RICHMOND, Va. — This time, Wichita State made the big plays in the final seconds. Now “Havoc” is just another word, one that doesn’t seem so powerful or intimidating as it once did.
WSU, with four players starting their first road game as Shockers, handled VCU’s pressure defense and sellout crowd with a 53-51 win at the Siegel Center on Tuesday. Guard Malcolm Armstead sank a 17-foot jumper with 3.8 seconds remaining for the win, ending a game in which he calmly directed WSU’s offense against the defense trademarked as “Havoc.” WSU survived a miserable shooting night with a series of clutch plays into the teeth of VCU’s Rowdy Rams student section.
“He wanted it, and I was smart enough to listen,” WSU coach Gregg Marshall said. “It worked pretty well.”
Armstead’s shot almost quieted the crowd. Then the Shockers had to survive a scare when Carl Hall fouled Juvonte Reddic in the final second. Reddic’s first free throw spun out. He missed the second one off the backboard, a violation that gave the ball to WSU with 0.5 seconds to play. A quick inbound pass erased some of the frustration from a 68-67 loss to VCU in 2011 in Koch Arena and March’s 62-59 loss in the NCAA Tournament.
The Shockers didn’t play like a team that lost five seniors from 2011-12. Freshman, sophomores, newcomers — they all showed remarkable calm and composure in pressure-packed environment. Junior transfer Cleanthony Early came off the bench to score 13 points. Armstead, playing his first road game as a Shocker after sitting out last season, scored 11 points and had six assists and four steals.
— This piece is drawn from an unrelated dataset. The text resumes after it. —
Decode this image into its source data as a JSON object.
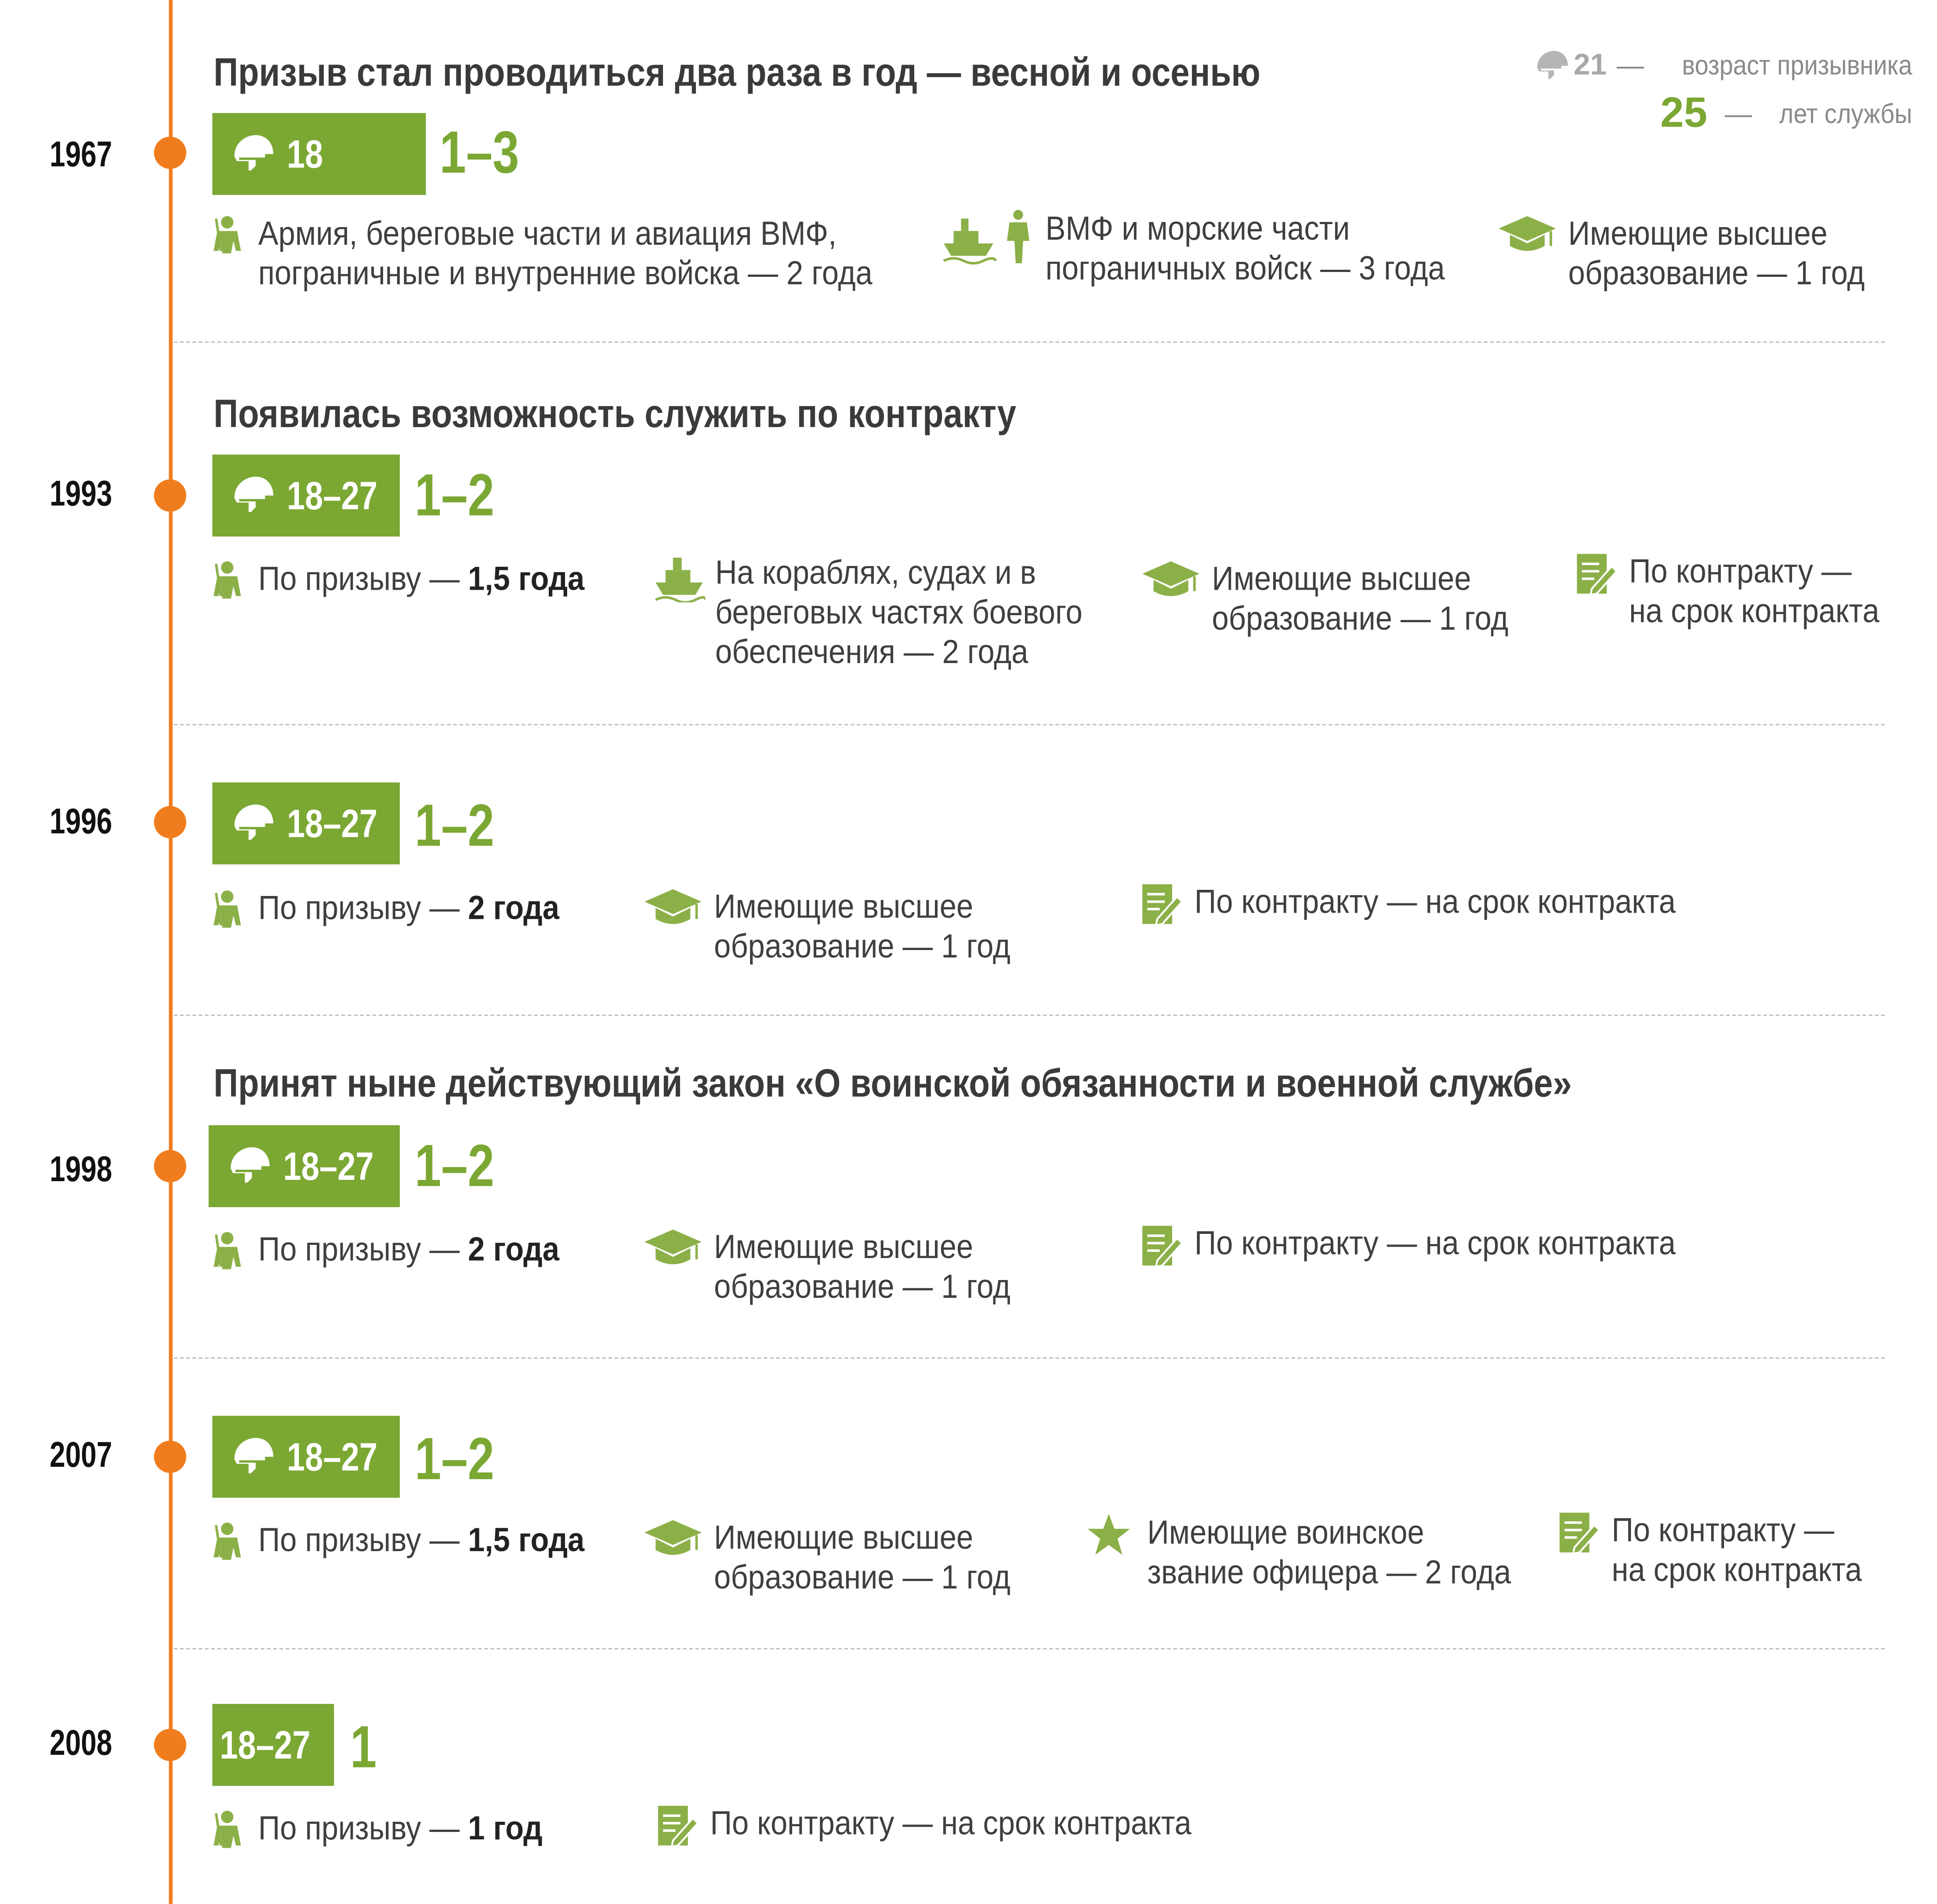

“I felt like everybody seemed experienced,” WSU redshirt freshman Ron Baker said. “I don’t have any late-game experience, but it really felt like everybody was in that mode.”
Before Tuesday’s game, WSU coaches told their players to embrace the way VCU played and take advantage. The Shockers did some of that, breaking the press and making open shots. They also hit the Rams with their own tough defense to hand VCU its first November home loss since 2002.
“They did a good job dealing with our press and our crowd and the way we play,” VCU coach Shaka Smart said. “They certainly were not scared.”
Certainly not Armstead.
With the game tied 51-all, WSU got the ball with 26.6 seconds to play. The Shockers flattened out four players along the baseline to give Armstead room. He waved off a ball screen and went at VCU’s Briante Weber. When Weber gave ground, Armstead swished a long jumper for a 53-51 lead.
“He backed up a lot, so I gave him a hesitation, which he bit for, and I rose up,” Armstead said. “I’m tired, I’m sick, but I feel good though.”
Armstead’s winner capped a series of clutch plays that gave WSU a bit of space in a physical, grinding defensive effort.
Demetric Williams found Carl Hall with a pretty bounce pass for a layup and 45-44 lead with 2:03 remaining. Early scored after a VCU turnover for a 47-44 lead. Then the big one — the Shockers fought off traps and reversed the ball to Early for a dunk and a 49-45 lead.
WSU shot 35.1 percent from the field, missing 16 of 19 threes. They limited turnovers to 13, four in the second half, and never let the Rams go on big runs. VCU shot 34.7 percent from the field and missed 12 of 24 foul shots.
“This is third time we’ve played them in three years, and every year they’ve done a nice job against the press,” Smart said. “Tonight served as a reminder that we have a long way to go. If we’re not on edge and playing the way that we need to play, in terms of our approach, teams can beat us. Some of our guys may have lost sight of that.”
VCU’s press turned the game briefly in the second half. WSU committed turnovers on its first three possessions and the Rams scored after each to build a 33-28 lead. WSU finally broke through with Armstead’s runner of the glass.
WSU refused to fold, even as the crowd roared and the Rams tried to pick up the pressure. Baker broke VCU’s momentum with a three-pointer, after freeing himself with a pump fake that sent a defender soaring by. His basket tied it 33-all.
“Marshall warned us that we were going to handle adversity before the game, and he brought it up again on the bench,” Baker said. “He challenged us as a unit to attack the adversity and get through it.”